Cerré la ventana, corrí las cortinas. Verifiqué que en mi bolsa estuvieran los discos y la libreta de direcciones. Tomé las llaves. Me pareció que las plantas me hacían la pregunta al fin: “¿Cómo está?”
Ya fuera de la casa, mientras desayunaba, hice las llamadas telefónicas que me pidió. Me detuve en un café internet, donde el encargado me ayudó a pasar la música de los discos a mi teléfono móvil. A las 10, pedí el pase de visita. Subí al tercer piso. Dormía. De espartana tenía ya muy poco. Despertó cuando le coloqué los audífonos; la dejé escuchar varios minutos. Sonreía. Entraba y salía del sueño; finalmente cayó en un estupor profundo. No sintió cuando la besé, cuando le tomé las manos, cuando le dije que sus plantas la querían de vuelta en casa.

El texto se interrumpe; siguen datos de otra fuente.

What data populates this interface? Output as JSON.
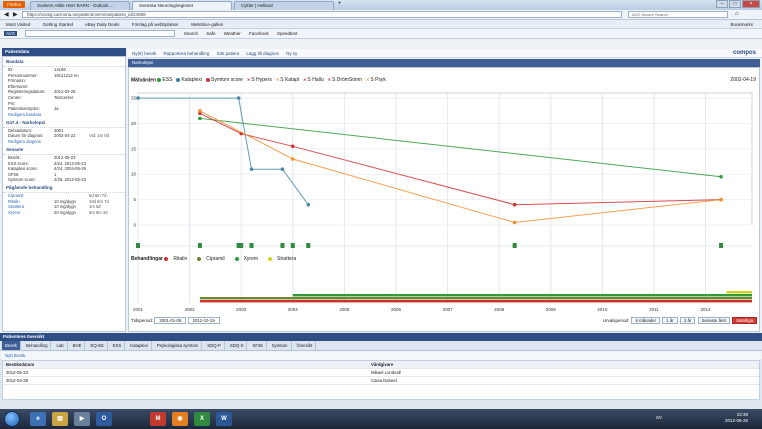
{
  "browser": {
    "firefox_label": "Firefox",
    "tabs": [
      {
        "label": "Soekers Attile HSH BARN - Outlook ..."
      },
      {
        "label": "Svenska Neurologiregistret"
      },
      {
        "label": "Cykler | Helland"
      }
    ],
    "new_tab": "+",
    "url": "https://novsg.carmona.se/patient/overview/patient_id/34599",
    "search_placeholder": "AVG Secure Search"
  },
  "bookmarks": [
    "Most Visited",
    "Getting Started",
    "eBay Daily Deals",
    "Förslag på webbplatser",
    "WebSlice-galleri"
  ],
  "avg_toolbar": [
    "Search",
    "Safe",
    "Weather",
    "Facebook",
    "Speedtest"
  ],
  "bookmarks_right": "Bookmarks",
  "toolbar": {
    "items": [
      "Ny(tt) besök",
      "Rapportera behandling",
      "Sök patient",
      "Lägg till diagnos",
      "Ny vy"
    ],
    "brand": "compos"
  },
  "left": {
    "header": "Patientdata",
    "basdata_title": "Basdata",
    "basdata": [
      {
        "k": "ID:",
        "v": "14168"
      },
      {
        "k": "Personnummer:",
        "v": "19121212-nn"
      },
      {
        "k": "Förnamn:",
        "v": ""
      },
      {
        "k": "Efternamn:",
        "v": ""
      },
      {
        "k": "Registreringsdatum:",
        "v": "2012-03-28"
      },
      {
        "k": "Center:",
        "v": "Testcenter"
      },
      {
        "k": "Pnr:",
        "v": ""
      },
      {
        "k": "Patientsamtycke:",
        "v": "Ja"
      }
    ],
    "basdata_link": "Redigera basdata",
    "diag_title": "G47.4 - Narkolepsi",
    "diag": [
      {
        "k": "Debutdatum:",
        "v": "2001"
      },
      {
        "k": "Datum för diagnos:",
        "v": "2002-04-22",
        "v2": "Vid: 1m 0d"
      }
    ],
    "diag_link": "Redigera diagnos",
    "latest_title": "Senaste",
    "latest": [
      {
        "k": "Besök:",
        "v": "2012-05-23"
      },
      {
        "k": "ESS score:",
        "v": "4/24, 2012-05-23"
      },
      {
        "k": "Kataplexi score:",
        "v": "4/24, 2004-06-28"
      },
      {
        "k": "SF36:",
        "v": "1"
      },
      {
        "k": "Symtom score:",
        "v": "2/26, 2012-05-23"
      }
    ],
    "treat_title": "Pågående behandling",
    "treat": [
      {
        "k": "Cipramil",
        "v": "",
        "v2": "5d 6m 7d"
      },
      {
        "k": "Ritalin",
        "v": "10 mg/dygn",
        "v2": "10d 6m 7d"
      },
      {
        "k": "Strattera",
        "v": "10 mg/dygn",
        "v2": "1m 6d"
      },
      {
        "k": "Xyrem",
        "v": "20 mg/dygn",
        "v2": "5m 6m 2d"
      }
    ]
  },
  "main": {
    "header": "Narkolepsi",
    "legend_title": "Mätvärden",
    "legend": [
      {
        "label": "ESS",
        "color": "#2f9a3a",
        "kind": "dot"
      },
      {
        "label": "Kataplexi",
        "color": "#3a7fa0",
        "kind": "dot"
      },
      {
        "label": "Symtom score",
        "color": "#d03030",
        "kind": "dot"
      },
      {
        "label": "S Hypers",
        "color": "#d03030",
        "kind": "x"
      },
      {
        "label": "S Katapl",
        "color": "#f09030",
        "kind": "x"
      },
      {
        "label": "S Hallu",
        "color": "#d03030",
        "kind": "x"
      },
      {
        "label": "S DrömSömn",
        "color": "#d03030",
        "kind": "x"
      },
      {
        "label": "S Psyk",
        "color": "#f09030",
        "kind": "x"
      }
    ],
    "date_right": "2002-04-19",
    "treat_legend_title": "Behandlingar",
    "treat_legend": [
      {
        "label": "Ritalin",
        "color": "#d03030"
      },
      {
        "label": "Cipramil",
        "color": "#6a8a2a"
      },
      {
        "label": "Xyrem",
        "color": "#2f9a3a"
      },
      {
        "label": "Strattera",
        "color": "#d8d020"
      }
    ],
    "period_label": "Tidsperiod:",
    "date_from": "2001-01-08",
    "date_to": "2012-10-19",
    "interval_label": "Urvalsperiod:",
    "interval_buttons": [
      "6 månader",
      "1 år",
      "2 år",
      "Senaste året",
      "Samtliga"
    ]
  },
  "chart_data": {
    "type": "line",
    "x_ticks": [
      "2001",
      "2002",
      "2003",
      "2004",
      "2005",
      "2006",
      "2007",
      "2008",
      "2009",
      "2010",
      "2011",
      "2012"
    ],
    "y_ticks": [
      "0",
      "5",
      "10",
      "15",
      "20",
      "25"
    ],
    "ylim": [
      0,
      26
    ],
    "xlim": [
      2001,
      2012.9
    ],
    "series": [
      {
        "name": "ESS",
        "color": "#2f9a3a",
        "points": [
          [
            2002.2,
            21
          ],
          [
            2012.3,
            9.5
          ]
        ]
      },
      {
        "name": "Kataplexi",
        "color": "#4a8aa8",
        "points": [
          [
            2001,
            25
          ],
          [
            2002.95,
            25
          ],
          [
            2003.2,
            11
          ],
          [
            2003.8,
            11
          ],
          [
            2004.3,
            4
          ]
        ]
      },
      {
        "name": "Symtom score",
        "color": "#d03030",
        "points": [
          [
            2002.2,
            22
          ],
          [
            2003,
            18
          ],
          [
            2004,
            15.5
          ],
          [
            2008.3,
            4
          ],
          [
            2012.3,
            5
          ]
        ]
      },
      {
        "name": "S Katapl",
        "color": "#f09030",
        "points": [
          [
            2002.2,
            22.5
          ],
          [
            2004,
            13
          ],
          [
            2008.3,
            0.5
          ],
          [
            2012.3,
            5
          ]
        ]
      }
    ],
    "treatments": [
      {
        "name": "Ritalin",
        "color": "#d03030",
        "start": 2002.2,
        "end": 2012.9
      },
      {
        "name": "Cipramil",
        "color": "#6a8a2a",
        "start": 2002.2,
        "end": 2012.9
      },
      {
        "name": "Xyrem",
        "color": "#2f9a3a",
        "start": 2004.0,
        "end": 2012.9
      },
      {
        "name": "Strattera",
        "color": "#d8d020",
        "start": 2012.4,
        "end": 2012.9
      }
    ]
  },
  "overview": {
    "header": "Patientens översikt",
    "tabs": [
      "Besök",
      "Behandling",
      "Lab",
      "BHE",
      "EQ-5D",
      "ESS",
      "Kataplexi",
      "Psykologiska symtom",
      "SDQ-P",
      "SDQ-S",
      "SF36",
      "Symtom",
      "Översikt"
    ],
    "button": "Nytt besök",
    "columns": [
      "Besöksdatum",
      "Vårdgivare"
    ],
    "rows": [
      {
        "date": "2012-05-23",
        "giver": "Mikael Lundvall"
      },
      {
        "date": "2012-03-28",
        "giver": "Caisa Dalund"
      }
    ]
  },
  "taskbar": {
    "lang": "SV",
    "time": "22:39",
    "date": "2012-06-26"
  }
}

A las tres de la tarde me llamó uno de los amigos de la libreta. Minutos antes del final, me dijo, él le había leído “Nada te turbe”, de santa Teresa. Le conté que la música, que yo no conocía, la había hecho feliz. “Finlandia, de Sibelius –me aclaró–. Su favorita.” Sonreí. Espartana no; vikinga, quién lo diría. Así, en un drakkar, partió.